L’iniziativa è stata presentata nei giorni scorsi dal consigliere della Città Metropolitana di Firenze delegato alla Promozione sociale Nicola Armentano con la Rettrice dell’Università di Firenze Alessandra Petrucci.
L’ambulatorio “Consultorio per studenti fuori sede”, messo a disposizione dalla Azienda Toscana Centro, è istituito presso la Casa della Salute di Viale Morgagni n. 33.
Il servizio aperto da novembre scorso con accesso su appuntamento chiamando il numero telefonico 055 54 54 54.
L’ambulatorio medico offre una presa in carico di assistenza primaria con la possibilità di prescrizione di eventuali approfondimenti diagnostici e/o terapia su ricetta SSN.
L’avvio del servizio è stato finanziato dall’Ateneo con 25 mila euro erogati all’Azienda Usl Toscana Centro. Possono accedere gratuitamente per l’anno accademico gli studenti fuori sede iscritti all’Università di Firenze muniti della Carta dello studente, tessera sanitaria e documento d’identità.
L’Azienda Usl Toscana Centro ha individuato ed organizzato il locale dove ospitare l’ambulatorio e garantisce la disponibilità del personale medico.

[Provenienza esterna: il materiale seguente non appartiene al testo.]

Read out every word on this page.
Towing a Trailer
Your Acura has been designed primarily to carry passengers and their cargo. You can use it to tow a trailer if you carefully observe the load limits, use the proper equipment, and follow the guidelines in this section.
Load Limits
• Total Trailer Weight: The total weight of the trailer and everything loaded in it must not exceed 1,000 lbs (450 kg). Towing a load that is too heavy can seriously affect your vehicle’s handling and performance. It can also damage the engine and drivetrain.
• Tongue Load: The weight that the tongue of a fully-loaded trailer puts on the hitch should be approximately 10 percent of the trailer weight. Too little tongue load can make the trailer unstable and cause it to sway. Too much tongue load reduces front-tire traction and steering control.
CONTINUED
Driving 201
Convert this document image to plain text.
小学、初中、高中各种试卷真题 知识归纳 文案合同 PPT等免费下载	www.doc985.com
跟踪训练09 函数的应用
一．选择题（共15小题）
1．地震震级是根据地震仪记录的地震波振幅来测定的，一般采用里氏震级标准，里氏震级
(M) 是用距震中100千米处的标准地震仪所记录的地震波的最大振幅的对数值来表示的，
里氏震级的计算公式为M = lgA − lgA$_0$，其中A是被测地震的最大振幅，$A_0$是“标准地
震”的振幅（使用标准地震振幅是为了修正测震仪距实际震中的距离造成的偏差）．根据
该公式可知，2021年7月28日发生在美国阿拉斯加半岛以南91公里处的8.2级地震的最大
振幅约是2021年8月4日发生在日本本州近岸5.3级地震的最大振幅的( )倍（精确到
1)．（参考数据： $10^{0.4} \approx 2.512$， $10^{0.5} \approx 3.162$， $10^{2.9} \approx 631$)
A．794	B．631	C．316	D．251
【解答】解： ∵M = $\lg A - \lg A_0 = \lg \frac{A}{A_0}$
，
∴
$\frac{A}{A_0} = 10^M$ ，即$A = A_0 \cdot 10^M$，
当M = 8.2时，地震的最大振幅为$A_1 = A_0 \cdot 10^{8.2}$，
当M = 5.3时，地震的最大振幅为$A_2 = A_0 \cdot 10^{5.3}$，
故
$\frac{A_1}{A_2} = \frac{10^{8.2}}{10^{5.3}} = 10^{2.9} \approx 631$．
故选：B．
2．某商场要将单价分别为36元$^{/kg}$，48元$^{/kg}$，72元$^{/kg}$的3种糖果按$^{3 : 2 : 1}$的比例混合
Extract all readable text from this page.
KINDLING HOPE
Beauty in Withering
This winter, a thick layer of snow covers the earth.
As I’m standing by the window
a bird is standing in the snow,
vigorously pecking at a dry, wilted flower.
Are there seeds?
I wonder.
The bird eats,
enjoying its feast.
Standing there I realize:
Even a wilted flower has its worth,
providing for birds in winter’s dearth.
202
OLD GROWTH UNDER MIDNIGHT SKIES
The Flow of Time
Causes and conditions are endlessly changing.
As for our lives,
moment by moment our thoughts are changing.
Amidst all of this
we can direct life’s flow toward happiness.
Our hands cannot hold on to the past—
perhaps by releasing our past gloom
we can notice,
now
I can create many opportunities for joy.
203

Il Comune di Firenze e la Città Metropolitana di Firenze sono promotori dell’iniziativa insieme all’Azienda USL Toscana Centro e all’Università di Firenze.
«Con questa iniziativa – spiega Nicola Armentano, consigliere della Città Metropolitana di Firenze delegato alla Promozione sociale – andiamo a rispondere a una domanda importante di assistenza, anche se talvolta gli stessi studenti non ne hanno consapevolezza. Magari, per ragioni comprensibili legate alla zona di provenienza, continuano a mantenere il legame fiduciario con il proprio medico, in vista di un ritorno o prima di scegliere di stabilizzarsi a Firenze. In questo modo, invece, per all’accesso all’assistenza sanitaria quotidiana individuiamo una modilità certa che evita il ricorso a procedure d’urgenza o a presidi sanitari predisposte per le emergenze. Una città deve essere vicina con i servizi fondamentali a tutte le espressioni umane della comunità. Non è solo un modo per intervenire a livello sanitario, ma per sottolineare l’appartenenza a un vissuto comune. Per molti versi questo è un progetto pilota, unico nel suo genere, che potrà fare scuola anche nelle altre città italiane».

«L’Ateneo – dichiara la Rettrice dell’Università di Firenze Alessandra Petrucci – si impegna per garantire la qualità della vita oltre che quella della didattica, pensando anche alla tutela della salute di chi studia a Firenze. L’accesso all’assistenza sanitaria per le studentesse e gli studenti che provengono da fuori Regione è frutto della volontà di creare servizi che permettano loro di vivere con maggiore serenità e sicurezza l’esperienza universitaria».

«Il servizio – ha sottolineato il dottor Baggiani, Coordinatore Sanitario dei Servizi Territoriali Zona Firenze – permette di garantire un punto aggiuntivo per gli studenti universitari fuorisede nell’ambito della Casa della Salute Morgagni».